WiSET Annual Report 2006/07
The Women in SET (Science, Engineering and Technology) network group remains one of the University’s most active and self-driven networks.
Over the last year the group has:
- Developed its website and marketing campaign to publicise its work to other women studying and working in SET disciplines within the University
- Held the annual Campbell Lecture which this year was a combined effort celebrating the anniversary of the School of Electronics and Computer Science by inviting world leading computer scientist Professor Deborah Estrin to speak about wireless sensing systems
- Organised an audience for women in the university with one of the deputy vice-Chancellors, Professor Caroline Thomas, to provide an insight to the career path of a senior female academic within the University
- WiSET is the driving force behind the submission to upgrade to the Athena Silver Award as an institution
- Members of the group have been involved in advancing a mentoring scheme for post-docs in the School of Medicine and evaluating its effectiveness
- The group has been active in the Action learning Sets project with the majority of members involved in one of the Sets. In addition many are pushing for an extension of the programme to include women in level 5 as a glass ceiling has been identified at this level
Successes:
- The number of female professorial staff in the Faculty of Engineering, Science and Maths has doubled from 3 to 6.

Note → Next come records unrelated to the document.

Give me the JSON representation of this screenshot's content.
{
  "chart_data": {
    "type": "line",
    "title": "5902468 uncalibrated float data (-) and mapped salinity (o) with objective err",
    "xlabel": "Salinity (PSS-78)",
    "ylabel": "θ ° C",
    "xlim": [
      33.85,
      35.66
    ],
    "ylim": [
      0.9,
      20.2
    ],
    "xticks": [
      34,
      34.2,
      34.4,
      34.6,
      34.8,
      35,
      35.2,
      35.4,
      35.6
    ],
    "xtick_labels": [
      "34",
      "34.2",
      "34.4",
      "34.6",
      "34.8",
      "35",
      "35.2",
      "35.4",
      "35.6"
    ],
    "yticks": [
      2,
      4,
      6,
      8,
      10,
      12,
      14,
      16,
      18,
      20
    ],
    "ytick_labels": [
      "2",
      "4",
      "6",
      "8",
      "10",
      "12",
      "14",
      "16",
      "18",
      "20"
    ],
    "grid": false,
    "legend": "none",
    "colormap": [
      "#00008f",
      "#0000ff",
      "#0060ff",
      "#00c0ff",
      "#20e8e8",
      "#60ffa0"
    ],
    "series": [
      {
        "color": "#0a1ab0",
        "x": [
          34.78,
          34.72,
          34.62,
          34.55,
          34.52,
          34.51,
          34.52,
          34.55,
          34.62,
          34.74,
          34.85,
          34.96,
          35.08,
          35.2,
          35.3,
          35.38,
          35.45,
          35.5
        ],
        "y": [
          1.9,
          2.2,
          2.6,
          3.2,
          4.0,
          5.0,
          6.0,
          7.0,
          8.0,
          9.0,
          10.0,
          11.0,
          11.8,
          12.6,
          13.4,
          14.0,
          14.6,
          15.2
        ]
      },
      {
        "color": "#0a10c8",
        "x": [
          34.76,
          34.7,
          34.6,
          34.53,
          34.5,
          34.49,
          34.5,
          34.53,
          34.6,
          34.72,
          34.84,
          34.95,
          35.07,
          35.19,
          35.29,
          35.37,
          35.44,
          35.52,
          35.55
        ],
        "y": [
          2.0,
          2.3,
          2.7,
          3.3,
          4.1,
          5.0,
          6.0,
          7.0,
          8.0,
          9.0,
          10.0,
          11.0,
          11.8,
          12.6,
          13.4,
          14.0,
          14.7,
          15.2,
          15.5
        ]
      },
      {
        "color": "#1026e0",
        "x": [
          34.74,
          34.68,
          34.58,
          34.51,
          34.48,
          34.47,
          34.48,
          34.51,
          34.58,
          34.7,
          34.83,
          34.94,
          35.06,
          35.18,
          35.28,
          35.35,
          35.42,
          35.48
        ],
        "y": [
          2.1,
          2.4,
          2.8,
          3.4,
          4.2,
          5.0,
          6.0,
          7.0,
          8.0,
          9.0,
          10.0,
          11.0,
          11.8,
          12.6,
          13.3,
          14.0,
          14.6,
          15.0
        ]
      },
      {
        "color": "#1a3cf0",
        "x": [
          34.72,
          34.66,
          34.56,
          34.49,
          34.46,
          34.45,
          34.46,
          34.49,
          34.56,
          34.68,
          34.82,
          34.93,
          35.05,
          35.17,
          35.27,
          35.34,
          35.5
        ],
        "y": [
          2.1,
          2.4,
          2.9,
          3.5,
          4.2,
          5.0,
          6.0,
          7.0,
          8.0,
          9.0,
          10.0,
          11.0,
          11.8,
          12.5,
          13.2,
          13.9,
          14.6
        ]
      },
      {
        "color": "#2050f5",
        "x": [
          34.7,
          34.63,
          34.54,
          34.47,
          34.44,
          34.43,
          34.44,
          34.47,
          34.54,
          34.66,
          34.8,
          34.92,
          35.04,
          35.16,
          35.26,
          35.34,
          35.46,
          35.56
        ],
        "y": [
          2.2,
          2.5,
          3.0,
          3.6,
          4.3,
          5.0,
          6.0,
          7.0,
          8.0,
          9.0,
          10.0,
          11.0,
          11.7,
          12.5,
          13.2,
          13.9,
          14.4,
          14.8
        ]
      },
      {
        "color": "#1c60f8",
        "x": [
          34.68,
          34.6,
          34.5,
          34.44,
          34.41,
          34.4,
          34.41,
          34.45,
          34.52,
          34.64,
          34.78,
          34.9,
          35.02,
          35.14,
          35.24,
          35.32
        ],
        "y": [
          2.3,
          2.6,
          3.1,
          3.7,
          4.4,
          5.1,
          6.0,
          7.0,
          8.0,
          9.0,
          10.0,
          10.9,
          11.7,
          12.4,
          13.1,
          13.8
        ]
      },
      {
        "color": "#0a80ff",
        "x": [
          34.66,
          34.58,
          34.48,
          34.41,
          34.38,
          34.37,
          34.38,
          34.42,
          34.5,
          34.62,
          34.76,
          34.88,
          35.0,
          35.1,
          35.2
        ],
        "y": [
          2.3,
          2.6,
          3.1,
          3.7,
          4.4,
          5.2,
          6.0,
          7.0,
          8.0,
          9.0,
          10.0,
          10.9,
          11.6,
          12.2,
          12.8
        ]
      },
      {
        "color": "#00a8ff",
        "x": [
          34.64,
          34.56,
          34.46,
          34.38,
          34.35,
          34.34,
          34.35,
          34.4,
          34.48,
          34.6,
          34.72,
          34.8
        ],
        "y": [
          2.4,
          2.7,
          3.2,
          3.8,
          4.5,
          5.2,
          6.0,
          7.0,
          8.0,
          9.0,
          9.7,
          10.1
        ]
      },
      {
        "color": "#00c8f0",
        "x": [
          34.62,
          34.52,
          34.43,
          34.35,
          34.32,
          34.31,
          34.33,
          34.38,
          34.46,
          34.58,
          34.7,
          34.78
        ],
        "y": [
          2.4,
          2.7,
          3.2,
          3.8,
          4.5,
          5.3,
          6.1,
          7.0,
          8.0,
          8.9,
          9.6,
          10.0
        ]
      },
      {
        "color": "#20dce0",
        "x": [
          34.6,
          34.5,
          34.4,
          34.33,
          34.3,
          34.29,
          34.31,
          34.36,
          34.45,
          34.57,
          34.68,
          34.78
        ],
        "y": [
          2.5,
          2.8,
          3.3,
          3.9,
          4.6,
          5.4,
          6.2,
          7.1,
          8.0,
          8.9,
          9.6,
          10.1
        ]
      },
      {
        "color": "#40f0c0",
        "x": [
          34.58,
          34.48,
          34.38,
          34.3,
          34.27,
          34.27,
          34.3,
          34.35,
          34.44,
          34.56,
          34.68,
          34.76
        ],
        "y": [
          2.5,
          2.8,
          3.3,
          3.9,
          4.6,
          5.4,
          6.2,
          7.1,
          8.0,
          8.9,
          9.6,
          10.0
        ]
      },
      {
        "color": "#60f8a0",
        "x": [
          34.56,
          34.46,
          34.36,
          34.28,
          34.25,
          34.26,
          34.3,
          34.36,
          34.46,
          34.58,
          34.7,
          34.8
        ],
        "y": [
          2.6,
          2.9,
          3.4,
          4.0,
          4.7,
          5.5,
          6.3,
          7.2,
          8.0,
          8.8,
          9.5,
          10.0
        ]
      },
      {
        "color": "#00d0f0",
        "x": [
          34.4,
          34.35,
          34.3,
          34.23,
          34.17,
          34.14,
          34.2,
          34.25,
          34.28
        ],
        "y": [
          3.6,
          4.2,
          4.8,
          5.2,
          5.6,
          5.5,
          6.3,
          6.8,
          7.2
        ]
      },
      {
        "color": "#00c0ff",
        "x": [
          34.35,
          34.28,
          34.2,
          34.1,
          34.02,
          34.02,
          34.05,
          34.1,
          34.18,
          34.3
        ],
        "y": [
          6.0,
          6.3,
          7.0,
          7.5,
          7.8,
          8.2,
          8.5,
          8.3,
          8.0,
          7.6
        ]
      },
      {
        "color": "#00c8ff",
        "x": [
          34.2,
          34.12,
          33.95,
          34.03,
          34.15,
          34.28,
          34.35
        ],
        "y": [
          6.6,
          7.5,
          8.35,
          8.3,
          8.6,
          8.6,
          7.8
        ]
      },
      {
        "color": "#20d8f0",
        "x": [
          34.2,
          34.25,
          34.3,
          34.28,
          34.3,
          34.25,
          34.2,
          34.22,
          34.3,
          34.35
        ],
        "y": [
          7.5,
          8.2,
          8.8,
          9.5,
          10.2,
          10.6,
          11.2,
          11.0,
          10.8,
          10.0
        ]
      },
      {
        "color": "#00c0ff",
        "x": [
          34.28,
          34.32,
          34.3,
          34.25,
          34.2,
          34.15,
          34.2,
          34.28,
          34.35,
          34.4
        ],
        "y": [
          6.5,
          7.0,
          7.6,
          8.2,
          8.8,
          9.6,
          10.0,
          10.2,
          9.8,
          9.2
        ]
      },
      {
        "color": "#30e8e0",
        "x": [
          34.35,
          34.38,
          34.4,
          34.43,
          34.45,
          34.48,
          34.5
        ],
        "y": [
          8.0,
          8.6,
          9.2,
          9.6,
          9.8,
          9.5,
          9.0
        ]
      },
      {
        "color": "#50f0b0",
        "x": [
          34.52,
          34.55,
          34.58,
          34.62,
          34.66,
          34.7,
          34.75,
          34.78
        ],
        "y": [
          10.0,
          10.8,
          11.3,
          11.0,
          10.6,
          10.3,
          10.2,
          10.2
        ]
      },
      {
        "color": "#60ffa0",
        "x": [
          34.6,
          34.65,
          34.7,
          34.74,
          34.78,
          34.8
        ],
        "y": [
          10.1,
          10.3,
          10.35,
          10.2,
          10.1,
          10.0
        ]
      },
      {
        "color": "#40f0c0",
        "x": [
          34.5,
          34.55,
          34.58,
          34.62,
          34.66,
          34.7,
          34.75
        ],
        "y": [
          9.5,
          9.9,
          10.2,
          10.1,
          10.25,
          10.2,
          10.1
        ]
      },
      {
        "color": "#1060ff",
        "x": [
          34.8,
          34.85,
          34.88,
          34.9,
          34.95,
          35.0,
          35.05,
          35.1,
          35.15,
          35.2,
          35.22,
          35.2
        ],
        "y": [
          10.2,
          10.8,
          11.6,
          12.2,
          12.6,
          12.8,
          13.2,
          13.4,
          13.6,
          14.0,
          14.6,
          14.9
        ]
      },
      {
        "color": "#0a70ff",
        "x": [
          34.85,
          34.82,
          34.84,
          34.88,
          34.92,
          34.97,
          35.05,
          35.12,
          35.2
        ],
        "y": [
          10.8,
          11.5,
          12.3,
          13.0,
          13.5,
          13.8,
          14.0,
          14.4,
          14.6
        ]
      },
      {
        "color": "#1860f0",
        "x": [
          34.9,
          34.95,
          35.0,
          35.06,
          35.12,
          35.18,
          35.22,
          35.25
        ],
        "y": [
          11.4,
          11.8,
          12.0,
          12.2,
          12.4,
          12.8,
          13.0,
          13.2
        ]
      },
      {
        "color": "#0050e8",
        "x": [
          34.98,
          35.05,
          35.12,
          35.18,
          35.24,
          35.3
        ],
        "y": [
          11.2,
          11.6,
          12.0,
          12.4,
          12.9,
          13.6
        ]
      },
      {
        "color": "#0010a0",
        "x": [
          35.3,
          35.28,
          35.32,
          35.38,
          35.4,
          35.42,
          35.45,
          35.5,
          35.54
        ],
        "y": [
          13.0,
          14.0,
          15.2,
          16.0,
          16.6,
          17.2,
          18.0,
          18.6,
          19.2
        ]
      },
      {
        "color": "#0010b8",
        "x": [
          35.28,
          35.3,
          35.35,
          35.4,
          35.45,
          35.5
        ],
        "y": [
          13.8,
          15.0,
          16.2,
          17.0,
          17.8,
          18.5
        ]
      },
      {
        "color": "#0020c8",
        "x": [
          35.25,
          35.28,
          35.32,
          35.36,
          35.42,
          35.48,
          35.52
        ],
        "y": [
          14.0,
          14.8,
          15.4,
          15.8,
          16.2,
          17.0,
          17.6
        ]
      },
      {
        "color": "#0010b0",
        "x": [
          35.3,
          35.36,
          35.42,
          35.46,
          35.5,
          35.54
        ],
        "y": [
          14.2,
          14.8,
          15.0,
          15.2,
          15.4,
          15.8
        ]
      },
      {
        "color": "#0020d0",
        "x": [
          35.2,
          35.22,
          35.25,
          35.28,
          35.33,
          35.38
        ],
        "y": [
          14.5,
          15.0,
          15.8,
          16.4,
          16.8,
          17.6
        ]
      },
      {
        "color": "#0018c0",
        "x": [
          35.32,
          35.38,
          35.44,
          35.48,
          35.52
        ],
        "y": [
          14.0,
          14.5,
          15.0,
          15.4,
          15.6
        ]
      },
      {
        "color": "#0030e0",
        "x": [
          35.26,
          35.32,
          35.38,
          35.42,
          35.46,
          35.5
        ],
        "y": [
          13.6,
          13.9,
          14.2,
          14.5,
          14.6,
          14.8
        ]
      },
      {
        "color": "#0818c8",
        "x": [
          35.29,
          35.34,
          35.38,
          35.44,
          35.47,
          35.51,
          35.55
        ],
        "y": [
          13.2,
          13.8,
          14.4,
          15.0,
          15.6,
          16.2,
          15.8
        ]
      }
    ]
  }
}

- Women academics in FESM have risen from 26 to 37 between 2004-7 (corresponding to a rise from 6% to 8% in terms of the overall proportion of women academic staff in the Faculty)
- The University completed its second equal pay review this year and this showed that that the equal pay gap for the Education. Research and Enterprise career pathway reduced from 14% in 2005 to 6%
- In the recent Times Higher Educational Supplement article on equal pay in Universities, the University of Southampton had the smallest pay gap of all the Russell Group Universities
- Reporting processes and data extraction from our existing system is improving to give us better indicators of where issues lie. The University is in the process of introducing a new computer system that will continue to improve our ability to benchmark our successes.
Plans for the future:
- The Gender Equality Scheme was published at the end of April and this outlines the steps the University will take over the next three years to reduce the gender pay gap
The Women in SET group is producing an action plan to support the submission for the silver award and this includes actions such as developing more school focussed reporting, setting up an induction programme in the school of medicine, rolling out the school of medicine post-doc mentoring scheme to other schools, raising the question of the structure of part-time contracts within the university and being clear as to the University’s targets with regard to promoting women in SET.